Small businesses are recalibrating their IT strategy with cloud computing. Cloud-based provisioning has delivered a boon to the prospects of SMBs without having to deploy and roll-out hardware-intensive infrastructure, like servers and networking systems.
The high availability of the cloud provides collaboration on the frontlines by utilizing the ubiquitous browser. Cloud computing is a wide umbrella which has many sub-divisions and is no longer cost-prohibitive. For example, SMBs utilize IaaS (Infrastructure as a Service) where businesses rent and leverage infrastructure from as virtual resources from private or public cloud providers.
Businesses leverage the cloud to access information anytime and anywhere using mobile devices. Faster and more robust internet speeds, and the explosion of wireless technologies have contributed greatly to the rise and the ubiquity of the cloud. The easy-to-use interface enables everyday administrators, editors and subscribers to access next-generation technology without being supervised by an IT specialist. Cloud Computing works by making data available from a Web-powered hub that gives authorized access to anyone with an internet connection.

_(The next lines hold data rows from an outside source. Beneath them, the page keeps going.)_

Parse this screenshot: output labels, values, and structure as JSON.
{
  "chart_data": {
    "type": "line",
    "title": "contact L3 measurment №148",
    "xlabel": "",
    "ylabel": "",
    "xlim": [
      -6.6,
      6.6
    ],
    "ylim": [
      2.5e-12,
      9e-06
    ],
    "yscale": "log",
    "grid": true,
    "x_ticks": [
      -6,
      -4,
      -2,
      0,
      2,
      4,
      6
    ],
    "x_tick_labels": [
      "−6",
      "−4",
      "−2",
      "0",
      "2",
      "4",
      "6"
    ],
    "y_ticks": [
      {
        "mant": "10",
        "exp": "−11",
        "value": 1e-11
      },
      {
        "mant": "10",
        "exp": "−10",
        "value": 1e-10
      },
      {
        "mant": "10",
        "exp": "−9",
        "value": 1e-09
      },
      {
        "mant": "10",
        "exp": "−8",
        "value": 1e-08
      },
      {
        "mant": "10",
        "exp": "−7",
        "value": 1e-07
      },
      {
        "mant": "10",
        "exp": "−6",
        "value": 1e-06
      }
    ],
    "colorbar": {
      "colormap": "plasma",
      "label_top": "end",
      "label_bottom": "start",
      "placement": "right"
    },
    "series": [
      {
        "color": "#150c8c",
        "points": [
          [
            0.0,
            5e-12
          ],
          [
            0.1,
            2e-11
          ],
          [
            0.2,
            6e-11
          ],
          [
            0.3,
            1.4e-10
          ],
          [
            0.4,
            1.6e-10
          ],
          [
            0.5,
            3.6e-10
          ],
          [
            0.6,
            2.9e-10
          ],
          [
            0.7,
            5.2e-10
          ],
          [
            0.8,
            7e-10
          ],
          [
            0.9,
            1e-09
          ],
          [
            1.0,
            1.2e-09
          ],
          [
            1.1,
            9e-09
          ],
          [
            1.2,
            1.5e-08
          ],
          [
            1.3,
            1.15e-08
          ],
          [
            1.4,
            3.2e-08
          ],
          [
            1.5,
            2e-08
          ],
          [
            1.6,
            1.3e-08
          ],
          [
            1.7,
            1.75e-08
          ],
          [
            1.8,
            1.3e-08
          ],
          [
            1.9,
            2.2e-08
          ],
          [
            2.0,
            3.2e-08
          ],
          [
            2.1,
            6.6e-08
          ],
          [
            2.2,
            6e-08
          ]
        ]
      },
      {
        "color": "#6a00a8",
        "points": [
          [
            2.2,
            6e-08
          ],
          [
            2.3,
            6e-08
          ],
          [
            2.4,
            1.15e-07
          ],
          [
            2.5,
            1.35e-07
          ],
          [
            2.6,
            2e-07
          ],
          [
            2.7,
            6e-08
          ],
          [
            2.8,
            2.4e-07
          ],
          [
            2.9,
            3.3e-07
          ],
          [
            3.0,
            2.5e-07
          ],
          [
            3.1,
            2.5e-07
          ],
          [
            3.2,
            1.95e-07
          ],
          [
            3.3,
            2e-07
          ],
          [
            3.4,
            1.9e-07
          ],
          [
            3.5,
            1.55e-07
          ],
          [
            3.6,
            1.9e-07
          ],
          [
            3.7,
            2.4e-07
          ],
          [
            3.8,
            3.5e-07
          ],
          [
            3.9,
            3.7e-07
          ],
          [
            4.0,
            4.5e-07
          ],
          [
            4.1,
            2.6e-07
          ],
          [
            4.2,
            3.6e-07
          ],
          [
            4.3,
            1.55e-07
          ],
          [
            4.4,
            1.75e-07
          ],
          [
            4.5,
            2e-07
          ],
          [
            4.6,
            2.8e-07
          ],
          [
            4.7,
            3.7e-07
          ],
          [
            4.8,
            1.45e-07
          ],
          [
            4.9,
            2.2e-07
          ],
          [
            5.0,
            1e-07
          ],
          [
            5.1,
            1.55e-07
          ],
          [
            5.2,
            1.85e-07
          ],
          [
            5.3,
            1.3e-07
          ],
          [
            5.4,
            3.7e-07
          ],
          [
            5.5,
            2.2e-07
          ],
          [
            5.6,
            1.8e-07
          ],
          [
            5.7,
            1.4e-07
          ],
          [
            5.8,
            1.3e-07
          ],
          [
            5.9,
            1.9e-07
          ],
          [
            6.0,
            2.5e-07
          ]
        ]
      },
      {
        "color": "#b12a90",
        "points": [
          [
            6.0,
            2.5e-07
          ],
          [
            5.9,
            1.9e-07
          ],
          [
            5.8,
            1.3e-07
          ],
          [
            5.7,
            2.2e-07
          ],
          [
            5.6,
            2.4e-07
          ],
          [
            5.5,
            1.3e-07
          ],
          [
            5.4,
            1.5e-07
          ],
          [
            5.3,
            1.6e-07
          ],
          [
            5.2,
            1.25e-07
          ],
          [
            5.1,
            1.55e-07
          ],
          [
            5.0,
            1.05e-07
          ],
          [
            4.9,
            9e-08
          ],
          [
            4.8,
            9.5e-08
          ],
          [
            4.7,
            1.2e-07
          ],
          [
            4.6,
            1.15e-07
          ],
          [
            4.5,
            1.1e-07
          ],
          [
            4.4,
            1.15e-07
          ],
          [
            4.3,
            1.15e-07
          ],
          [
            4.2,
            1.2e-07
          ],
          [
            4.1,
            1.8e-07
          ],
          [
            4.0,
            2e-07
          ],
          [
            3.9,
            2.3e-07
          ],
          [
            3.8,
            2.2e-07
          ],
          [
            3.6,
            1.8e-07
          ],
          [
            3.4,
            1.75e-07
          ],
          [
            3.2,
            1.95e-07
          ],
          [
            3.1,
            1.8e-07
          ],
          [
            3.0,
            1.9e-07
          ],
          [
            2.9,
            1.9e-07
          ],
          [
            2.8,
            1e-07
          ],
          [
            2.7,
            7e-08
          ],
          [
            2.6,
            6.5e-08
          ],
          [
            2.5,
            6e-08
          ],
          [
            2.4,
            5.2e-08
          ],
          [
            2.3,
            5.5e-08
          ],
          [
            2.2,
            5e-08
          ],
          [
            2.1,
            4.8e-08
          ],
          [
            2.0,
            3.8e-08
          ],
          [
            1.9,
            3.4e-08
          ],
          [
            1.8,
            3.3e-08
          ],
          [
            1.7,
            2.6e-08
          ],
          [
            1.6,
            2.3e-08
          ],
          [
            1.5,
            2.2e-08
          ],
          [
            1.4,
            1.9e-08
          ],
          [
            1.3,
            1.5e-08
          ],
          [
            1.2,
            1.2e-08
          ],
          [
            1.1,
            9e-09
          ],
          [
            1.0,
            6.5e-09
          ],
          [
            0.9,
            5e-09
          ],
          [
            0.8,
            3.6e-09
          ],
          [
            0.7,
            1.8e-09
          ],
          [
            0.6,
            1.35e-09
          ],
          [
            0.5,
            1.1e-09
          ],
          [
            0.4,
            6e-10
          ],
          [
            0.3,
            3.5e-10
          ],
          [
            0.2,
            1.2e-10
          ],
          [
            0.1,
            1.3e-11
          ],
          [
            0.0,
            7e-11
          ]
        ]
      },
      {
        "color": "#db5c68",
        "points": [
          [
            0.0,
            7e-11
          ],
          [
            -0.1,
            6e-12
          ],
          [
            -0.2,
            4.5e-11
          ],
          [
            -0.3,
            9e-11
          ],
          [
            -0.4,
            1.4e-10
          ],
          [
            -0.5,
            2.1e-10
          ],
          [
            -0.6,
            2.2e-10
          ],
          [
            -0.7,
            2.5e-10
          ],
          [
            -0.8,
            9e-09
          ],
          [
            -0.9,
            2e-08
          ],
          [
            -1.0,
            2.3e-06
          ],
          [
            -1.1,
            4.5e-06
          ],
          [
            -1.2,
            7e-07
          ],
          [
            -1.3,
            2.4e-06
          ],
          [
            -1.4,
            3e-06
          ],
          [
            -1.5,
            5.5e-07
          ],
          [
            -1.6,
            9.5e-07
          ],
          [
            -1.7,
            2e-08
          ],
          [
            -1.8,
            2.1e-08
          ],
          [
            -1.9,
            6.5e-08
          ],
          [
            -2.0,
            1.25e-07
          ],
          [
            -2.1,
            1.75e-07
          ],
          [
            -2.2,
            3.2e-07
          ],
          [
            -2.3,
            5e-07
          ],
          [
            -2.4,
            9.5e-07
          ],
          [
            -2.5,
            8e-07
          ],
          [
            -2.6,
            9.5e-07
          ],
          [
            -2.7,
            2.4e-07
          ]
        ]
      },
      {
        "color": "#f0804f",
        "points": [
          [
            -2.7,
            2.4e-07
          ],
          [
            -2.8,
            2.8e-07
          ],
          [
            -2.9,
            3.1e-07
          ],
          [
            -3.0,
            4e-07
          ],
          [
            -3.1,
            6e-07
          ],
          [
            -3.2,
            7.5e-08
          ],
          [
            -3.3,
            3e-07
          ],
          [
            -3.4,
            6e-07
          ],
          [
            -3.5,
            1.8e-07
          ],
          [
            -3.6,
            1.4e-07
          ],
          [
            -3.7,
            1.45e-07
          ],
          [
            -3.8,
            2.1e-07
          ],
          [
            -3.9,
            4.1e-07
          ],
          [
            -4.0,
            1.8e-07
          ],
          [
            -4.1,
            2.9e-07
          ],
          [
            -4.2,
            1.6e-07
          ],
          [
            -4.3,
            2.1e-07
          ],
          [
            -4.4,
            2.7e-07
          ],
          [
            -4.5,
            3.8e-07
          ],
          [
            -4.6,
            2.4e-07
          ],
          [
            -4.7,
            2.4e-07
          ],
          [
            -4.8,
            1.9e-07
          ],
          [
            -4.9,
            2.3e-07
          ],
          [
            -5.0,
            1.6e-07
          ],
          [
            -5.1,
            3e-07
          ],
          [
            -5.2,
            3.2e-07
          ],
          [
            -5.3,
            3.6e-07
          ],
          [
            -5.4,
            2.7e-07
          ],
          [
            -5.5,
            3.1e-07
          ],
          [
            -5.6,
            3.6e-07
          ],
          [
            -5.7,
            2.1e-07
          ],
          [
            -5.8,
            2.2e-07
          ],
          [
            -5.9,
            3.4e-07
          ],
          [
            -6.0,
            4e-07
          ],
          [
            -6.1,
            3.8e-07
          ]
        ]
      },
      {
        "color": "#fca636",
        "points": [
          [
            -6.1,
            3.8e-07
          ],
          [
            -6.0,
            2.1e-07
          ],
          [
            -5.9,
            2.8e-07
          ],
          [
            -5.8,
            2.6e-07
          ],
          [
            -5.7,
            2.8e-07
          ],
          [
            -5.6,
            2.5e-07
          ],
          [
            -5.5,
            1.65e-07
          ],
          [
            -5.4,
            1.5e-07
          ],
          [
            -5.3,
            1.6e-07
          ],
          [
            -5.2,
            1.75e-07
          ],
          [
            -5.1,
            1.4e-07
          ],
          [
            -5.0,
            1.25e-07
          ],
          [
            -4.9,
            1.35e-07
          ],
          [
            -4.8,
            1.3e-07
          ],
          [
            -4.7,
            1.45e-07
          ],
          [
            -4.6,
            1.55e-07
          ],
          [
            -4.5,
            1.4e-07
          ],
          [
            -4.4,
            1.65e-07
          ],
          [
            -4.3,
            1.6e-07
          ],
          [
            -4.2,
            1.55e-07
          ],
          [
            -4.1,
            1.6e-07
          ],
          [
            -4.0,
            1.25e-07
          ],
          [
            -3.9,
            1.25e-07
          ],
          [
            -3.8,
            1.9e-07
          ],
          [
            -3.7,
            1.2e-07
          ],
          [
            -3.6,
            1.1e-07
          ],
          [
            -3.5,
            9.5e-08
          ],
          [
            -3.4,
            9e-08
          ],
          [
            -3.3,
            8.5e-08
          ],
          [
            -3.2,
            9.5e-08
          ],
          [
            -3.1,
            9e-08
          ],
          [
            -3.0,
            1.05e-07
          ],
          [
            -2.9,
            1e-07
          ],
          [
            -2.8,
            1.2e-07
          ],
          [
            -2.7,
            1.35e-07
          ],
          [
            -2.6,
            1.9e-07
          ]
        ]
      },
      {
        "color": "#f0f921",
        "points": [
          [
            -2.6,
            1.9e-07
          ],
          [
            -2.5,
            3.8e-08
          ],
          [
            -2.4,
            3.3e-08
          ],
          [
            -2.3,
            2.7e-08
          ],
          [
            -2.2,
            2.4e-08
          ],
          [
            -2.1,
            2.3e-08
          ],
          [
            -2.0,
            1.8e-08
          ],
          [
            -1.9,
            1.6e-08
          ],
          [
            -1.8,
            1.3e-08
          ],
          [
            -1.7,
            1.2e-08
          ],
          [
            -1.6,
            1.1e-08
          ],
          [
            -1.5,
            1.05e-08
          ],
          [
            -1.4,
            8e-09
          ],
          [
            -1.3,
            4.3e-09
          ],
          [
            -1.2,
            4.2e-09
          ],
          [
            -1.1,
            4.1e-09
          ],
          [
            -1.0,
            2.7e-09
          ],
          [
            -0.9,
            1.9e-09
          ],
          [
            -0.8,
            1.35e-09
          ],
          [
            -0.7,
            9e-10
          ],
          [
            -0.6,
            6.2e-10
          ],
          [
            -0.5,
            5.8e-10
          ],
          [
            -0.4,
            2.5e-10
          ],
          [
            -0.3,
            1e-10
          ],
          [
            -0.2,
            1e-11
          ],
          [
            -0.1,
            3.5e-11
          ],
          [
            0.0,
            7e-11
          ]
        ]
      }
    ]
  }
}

Cloud-based solutions have become a hallmark of how SMBs run their day-to-day IT tasks. You’d be hard-pressed to run applications that are not powered by the cloud. The universal presence has SMBS questioning the security, proprietary data ownership and stability of cloud computing for small business. Recent studies have shown that cloud-adoption by SMBs has mushroomed the past few years, but most stakeholders still fear their ability to manage disparate cloud services.
A huge concern is the ability of SMBs to control the cloud that they become dependent on, such as day-long outages that have occurred to massive conglomerates like Amazon and Intuit. This highlights the stark reality that exists when you outsource disparate IT functions to off-site providers and how you are dependent on their uptime reliability to run your business-critical software, such as Simply Accounting.
Cloud computing is a key business enabler. Most SMBs do not have the resources to key-in and focus on optimizing an array of technology-based facilitators. Many SMBs bank-on IT generalists to accelerate the transition to new technologies, as it falls outside their scope of expertise.
The progression of the shift of the cloud to the mainstream has been incredible: while only 47% of SMBs were using at least one cloud solution in 2009 that number has ballooned to 92% in 2014. SMBs are utilizing the cloud to gain insight into analytics, across multiple channels, and need high-end computing power and scalable storage to accommodate their drive.
This upward trend will continue in 2015, as SMBs are turning looking at the cloud to streamline operations, develop innovative new product lines and solve day-to-day operational problems. While most small businesses businesses look to public cloud adopters, like the Amazon Elastic Compute Cloud (EC2) and Microsoft OneDrive, there has been a shift in approach by medium-sized businesses who are looking for the hybrid cloud alternative. Mid-size businesses believe the hybridized cloud-based options will better ensure that they can meet security and privacy benchmarks.
The three type of cloud services are:
Public Cloud Computing: Public cloud computing is a cloud-service provider offers resources within a shared infrastructure, such as applications, available to the public through the internet. Within this public infrastructure, users get their own cloud ecosystem that they can operate in. The cloud-service provider offers security, management and maintenance of your cloud system either through pay-per-usage/ subscription-based service offering or some companies offer free services.
Private Cloud Computing: Private cloud computing is a firewall-protected architecture, supported by your own hardware and software, and under the control of authorized IT staff. It is a great cloud-based service offering for exclusive access to the cloud, greater IT efficiency and greater control management. It is considered a pricier option because SMBs have to build their own data centers.
Hybrid Cloud Computing: A hybrid cloud solution combines both private and public clouds into one crossbred environment. An organization’s outsourced or in-house IT team manages the private cloud aspect, while SMBs simply pay an outside organization to fully manage their public cloud. In many cases, SMBs that opt for a hybrid cloud system do so because they want to manage sensitive data in-house, and warehouse less-sensitive data with a third party.